Yes, Dr Jones may well be right in suggesting that there are better editions than this (although it would have been useful if he'd told us exactly which ones and why!). However, Peter Green arguably offers the best introduction to Juvenal's Satires. After all, Green is not writing for the specialist but for the average, intelligent reader - the kind of reader that Penguin Classics habitually caters for. Jones probably has scholars like Susanna Braund in mind and I'd imagine that her editions are those that professional classicists like him find most valuable. She offers an extremely perceptive commentary, full Latin text and a translation that is, I suspect, closer to the letter than Green's. But Braund comes at a hefty price - £18 for Volume I alone.

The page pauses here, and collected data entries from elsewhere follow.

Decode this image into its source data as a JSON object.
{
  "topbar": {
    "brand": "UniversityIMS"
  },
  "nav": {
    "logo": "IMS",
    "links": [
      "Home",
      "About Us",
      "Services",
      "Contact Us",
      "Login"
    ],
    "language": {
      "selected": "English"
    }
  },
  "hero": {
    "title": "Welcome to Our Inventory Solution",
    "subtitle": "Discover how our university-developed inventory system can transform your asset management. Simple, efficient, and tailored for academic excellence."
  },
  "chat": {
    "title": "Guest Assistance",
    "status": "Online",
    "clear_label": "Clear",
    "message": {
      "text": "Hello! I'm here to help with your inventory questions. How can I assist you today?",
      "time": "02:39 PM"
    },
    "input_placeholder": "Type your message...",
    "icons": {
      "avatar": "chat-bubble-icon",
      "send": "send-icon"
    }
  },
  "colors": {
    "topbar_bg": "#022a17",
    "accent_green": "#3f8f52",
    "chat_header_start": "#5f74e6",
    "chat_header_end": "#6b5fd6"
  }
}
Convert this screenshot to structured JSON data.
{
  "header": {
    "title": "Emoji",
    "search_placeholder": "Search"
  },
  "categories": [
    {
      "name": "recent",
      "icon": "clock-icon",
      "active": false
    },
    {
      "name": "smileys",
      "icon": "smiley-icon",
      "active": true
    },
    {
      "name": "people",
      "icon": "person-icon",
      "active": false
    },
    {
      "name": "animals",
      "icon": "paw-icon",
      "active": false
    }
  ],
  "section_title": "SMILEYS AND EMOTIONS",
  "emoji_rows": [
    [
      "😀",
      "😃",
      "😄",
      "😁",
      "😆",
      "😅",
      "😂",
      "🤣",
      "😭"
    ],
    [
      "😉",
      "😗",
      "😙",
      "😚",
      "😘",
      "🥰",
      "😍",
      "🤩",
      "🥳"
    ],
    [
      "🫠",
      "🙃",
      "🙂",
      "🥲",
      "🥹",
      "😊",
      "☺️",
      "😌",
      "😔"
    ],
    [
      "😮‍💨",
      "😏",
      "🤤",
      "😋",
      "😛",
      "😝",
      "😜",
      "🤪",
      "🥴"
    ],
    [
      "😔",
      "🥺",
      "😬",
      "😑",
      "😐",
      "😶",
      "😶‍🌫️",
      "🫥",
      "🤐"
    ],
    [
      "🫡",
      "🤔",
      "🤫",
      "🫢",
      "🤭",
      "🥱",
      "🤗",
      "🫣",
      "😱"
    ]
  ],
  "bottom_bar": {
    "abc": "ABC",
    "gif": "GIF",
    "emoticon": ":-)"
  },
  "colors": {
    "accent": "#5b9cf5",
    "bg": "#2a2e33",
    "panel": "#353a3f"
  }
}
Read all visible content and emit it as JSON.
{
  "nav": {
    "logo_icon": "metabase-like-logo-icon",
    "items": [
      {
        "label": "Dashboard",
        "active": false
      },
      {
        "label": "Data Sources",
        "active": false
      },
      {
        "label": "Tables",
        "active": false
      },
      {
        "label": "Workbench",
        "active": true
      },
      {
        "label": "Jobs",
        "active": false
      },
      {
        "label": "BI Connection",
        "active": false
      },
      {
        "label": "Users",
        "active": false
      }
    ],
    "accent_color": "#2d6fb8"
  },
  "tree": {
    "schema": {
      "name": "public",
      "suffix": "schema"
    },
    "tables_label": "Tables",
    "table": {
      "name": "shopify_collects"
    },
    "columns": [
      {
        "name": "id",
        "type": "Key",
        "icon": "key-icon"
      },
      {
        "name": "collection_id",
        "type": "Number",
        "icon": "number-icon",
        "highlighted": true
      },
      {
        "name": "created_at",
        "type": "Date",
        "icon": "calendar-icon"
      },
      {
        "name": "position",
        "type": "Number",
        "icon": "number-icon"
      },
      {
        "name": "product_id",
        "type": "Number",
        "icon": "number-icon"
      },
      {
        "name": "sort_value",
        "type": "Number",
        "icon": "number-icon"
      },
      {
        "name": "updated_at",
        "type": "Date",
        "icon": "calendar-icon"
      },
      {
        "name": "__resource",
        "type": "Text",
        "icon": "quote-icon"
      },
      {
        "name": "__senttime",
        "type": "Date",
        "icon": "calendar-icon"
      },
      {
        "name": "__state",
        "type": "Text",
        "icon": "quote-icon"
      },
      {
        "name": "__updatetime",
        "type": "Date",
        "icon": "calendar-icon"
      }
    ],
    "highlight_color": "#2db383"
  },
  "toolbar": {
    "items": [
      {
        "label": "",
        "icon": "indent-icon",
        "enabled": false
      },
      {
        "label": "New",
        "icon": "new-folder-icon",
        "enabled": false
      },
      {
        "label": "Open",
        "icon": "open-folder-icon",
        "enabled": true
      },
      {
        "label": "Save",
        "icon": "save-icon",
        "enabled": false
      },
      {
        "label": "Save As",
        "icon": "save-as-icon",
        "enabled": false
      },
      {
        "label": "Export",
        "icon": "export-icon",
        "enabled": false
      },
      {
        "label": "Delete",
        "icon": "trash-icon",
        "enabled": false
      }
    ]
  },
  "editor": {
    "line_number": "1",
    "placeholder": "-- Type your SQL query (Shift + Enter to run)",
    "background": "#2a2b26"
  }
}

In any case, this Penguin edition has lots to offer besides value. Green captures the spirit and vitality, as well as the sharply ironic humour, of the original at least as well as Braund or Rudd, the two main competitors. His Juvenal sounds fresh, witty and modern (as well as occasionally loathsome, misogynistic and xenophobic). His Introduction, moreover, is extensive and engaging. It may well be 'old-fashioned' in its lack of enthusiasm for the 'persona theory' (ie the view that the poet is donning a mask and not voicing his own opinions, thereby preventing us from reading the satires as self-revelation). But Green does at least address 'the much-vexed question of Juvenal's satirical persona', and gives us an alternative approach. He inclines to the view that Juvenal's savage indignation resulted from humbling personal experience. According to long-held tradition, he was exiled - probably to Egypt. Green surmises that this story of exile is true, and that it might well have taken the harshest form - 'deportatio' - involving the confiscation of everything dear to a Roman citizen: land, money, status. In the early satires, Green sees Juvenal as 'a waspish gadfly from Aquinum' and a 'snarling chip-on-the-shoulder flay-all'. The gradual softening of tone (anger - cynicism - irony) can be accounted for, Green thinks, by a gradual improvement in Juvenal's material circumstances. In this reading, therefore, the Satires are at least partly autobiographical.
So, maybe not definitive and certainly not radical, but an edition that's good enough for the vast majority of interested readers. Good enough even for Dr Jones himself, otherwise he wouldn't have used Green's translation in his (excellent) article 'The persona and the addressee in Juvenal's Satire 11' in Ramus, vol.19, no2, pp160-68, 1990, when Braund's and Rudd's alternatives were also available.
Oh, that mullet. You'll have to read Green's illuminating note to line 317 of Satire X.